Rubik Sid Vicious

Details, in art history, have always occupied a unique space. Leonardo Da Vinci sketched drawing after drawing of any specimen, real or imagined, until the details no longer held mystery, and its meaning was understood. Georges Braque, if you’ll permit me, appreciated the essence of the details, so that still lifes rendered in segments could only be distinguished by key elements–marks, lines, forms–placed strategically on canvas.

Both artists are examples of the details studied and magnified, enlarged and deconstructed in service to best representing the spirit or underpinnings of object or image, idea or beauty. However, many years throughout the history of art, particularly painting, has seen the details shrink to size, so as not to offer a larger perspective, but just smallness in itself. A kind of reductivism that has found its own charm in being so hyper-focused, on its own, is unintelligible. Deconstruction–what it is to represent details–has long since surpassed parts into elements; molecules even. It has gone straight for the atom, and for the longest time, it has been represented as a circle too.

Pointillism, pioneered by Georges Seurat, is probably one of the earlier examples of details coming into a fine point. Rendered in a multitude of dots in various colours, pointillist paintings really create an atmosphere of where an image appears. Another example, Roy Lichtenstein’s signature Benday dots, exaggerated the texture of newsprint so the invisible became visible and the aesthetic became superior instead of simple.

Exceptions to the deconstructing details in dots are really disguised as other processes in painting; primarily the grid. Without the grid, Jennifer Bartlett’s dots and circles would have no unifying element to her work. Neither would Chuck Close’s ovals, amygdaloids, and spirals. Cubism? Could not exist. Cubism is really the grid, in chaos.

In recent years however, the famed dot, has surfaced with sharp corners and crisp edges. A global technological environment may be responsible. Points have become pixels with opposite effect. Where dots described, pixels, blur. The big picture, is wholly nullified. Process is undetectable.

Moreover, the aesthetics of machine is obscuring the human hand from impression. The pixel becomes a mitigating filter of everyone and everything which is now reduced to being the same, which is not, what details, initially was set out to do. Gerhard Richter demonstrates the dialectic in the stained glass windows –a superimposition of Richter’s 4096 Colours–created for the Cologne Cathedral. Man’s interaction with God, through a stained-glass, scrambled screen. The irony is so obvious, redemption becomes grossly silly.

A refreshing approach to the squared dot is made by the artist who goes by the name of Invader.

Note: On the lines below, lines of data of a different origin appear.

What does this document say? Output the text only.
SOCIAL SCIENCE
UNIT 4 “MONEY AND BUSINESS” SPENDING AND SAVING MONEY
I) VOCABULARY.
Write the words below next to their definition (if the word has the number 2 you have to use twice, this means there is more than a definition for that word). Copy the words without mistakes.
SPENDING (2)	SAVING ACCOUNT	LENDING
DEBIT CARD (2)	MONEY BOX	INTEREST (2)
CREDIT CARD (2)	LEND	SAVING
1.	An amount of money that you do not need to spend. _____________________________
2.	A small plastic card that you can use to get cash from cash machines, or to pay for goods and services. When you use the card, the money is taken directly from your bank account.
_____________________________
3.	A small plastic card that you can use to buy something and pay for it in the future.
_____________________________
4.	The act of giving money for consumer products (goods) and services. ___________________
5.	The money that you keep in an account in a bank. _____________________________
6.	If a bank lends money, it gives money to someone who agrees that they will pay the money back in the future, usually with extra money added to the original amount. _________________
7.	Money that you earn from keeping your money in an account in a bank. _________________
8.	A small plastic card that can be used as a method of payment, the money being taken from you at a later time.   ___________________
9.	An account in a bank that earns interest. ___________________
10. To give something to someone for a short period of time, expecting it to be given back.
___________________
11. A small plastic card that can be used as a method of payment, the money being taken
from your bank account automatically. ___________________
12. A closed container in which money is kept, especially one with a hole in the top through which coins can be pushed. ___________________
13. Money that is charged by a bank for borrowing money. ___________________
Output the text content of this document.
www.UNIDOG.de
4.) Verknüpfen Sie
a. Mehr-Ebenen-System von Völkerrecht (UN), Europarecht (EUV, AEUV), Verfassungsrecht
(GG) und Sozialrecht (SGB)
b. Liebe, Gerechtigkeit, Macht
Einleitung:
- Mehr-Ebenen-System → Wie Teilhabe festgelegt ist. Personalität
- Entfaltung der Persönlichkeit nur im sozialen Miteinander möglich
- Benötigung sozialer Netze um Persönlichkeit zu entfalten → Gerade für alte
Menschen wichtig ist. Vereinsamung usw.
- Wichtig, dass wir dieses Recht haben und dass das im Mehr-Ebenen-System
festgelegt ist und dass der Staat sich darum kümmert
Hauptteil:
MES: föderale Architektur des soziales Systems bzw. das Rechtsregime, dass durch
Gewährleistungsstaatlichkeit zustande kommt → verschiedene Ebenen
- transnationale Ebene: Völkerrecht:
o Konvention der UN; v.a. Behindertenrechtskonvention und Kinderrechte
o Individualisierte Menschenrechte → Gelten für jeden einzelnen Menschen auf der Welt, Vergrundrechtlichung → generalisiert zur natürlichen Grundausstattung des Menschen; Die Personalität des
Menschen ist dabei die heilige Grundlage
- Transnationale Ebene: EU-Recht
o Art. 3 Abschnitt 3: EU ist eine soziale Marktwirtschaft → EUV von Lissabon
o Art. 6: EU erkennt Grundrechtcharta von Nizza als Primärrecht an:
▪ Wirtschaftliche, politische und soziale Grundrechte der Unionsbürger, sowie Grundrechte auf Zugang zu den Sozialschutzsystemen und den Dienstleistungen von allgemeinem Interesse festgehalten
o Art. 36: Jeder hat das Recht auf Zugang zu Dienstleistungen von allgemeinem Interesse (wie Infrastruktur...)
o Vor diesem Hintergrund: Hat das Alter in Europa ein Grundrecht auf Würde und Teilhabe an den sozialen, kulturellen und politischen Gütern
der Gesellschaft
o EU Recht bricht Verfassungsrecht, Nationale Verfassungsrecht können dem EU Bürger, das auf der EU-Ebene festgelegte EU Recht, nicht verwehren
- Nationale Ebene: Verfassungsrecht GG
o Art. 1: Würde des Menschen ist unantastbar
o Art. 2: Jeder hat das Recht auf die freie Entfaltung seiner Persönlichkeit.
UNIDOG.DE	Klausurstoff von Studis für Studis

Invader has created a series of works, he calls RubikCubism, where Rubik’s Cubes are stacked one on top of the other, side by side, to create a Rubik’s-Cube-ilated image. Portraits and places depicted are ones established in culture. The Mona Lisa, the Twin Towers, and Frankenstein are some examples. Invader is aware a limiting palette of red, yellow, orange, green, blue, and white, without any secondary results of mixed colours, requires easily identifiable images if the big picture is to be grasped.

In this way, the details, the coloured squares of the Rubik’s Cube are not really details at all, but are a tool. The medium and process are fused. Like merging paint and dots in pointillism. The resulting affect is not deconstructive, magnified, or observed. It’s structural, dependent on the altered impression of machine made by hand–twisted, turned, taken apart and put together. A new kind of reductivism or deconstruction where the part is a whole, and the whole is a whole, and the essence becomes how the “canvas” lends itself to the small, coloured squares.

Invader’s medium and process is highly unorthodox. It’s too soon to tell if his RubikCubism will be adopted and interpreted by other artists, on a prominent scale. No less, it still secures a place in art history: hanging on the gallery wall.

IMAGE | Invader | Rubik Arrested Sid | 2008 | Rubik’s Cubes on Board | 115×154x5,5 cm

Comments

One Response to “New Ideas in Art: Square the Circle”

  1. JM on February 18th, 2009 2:00 pm

    Now what if he starts using the new Rubik’s TouchCube and the whole thing lit up?

    What if Vanna White starting creating random images, ignoring the contestant’s choices?

    What if I’m rambling, but am totally inspired by this post?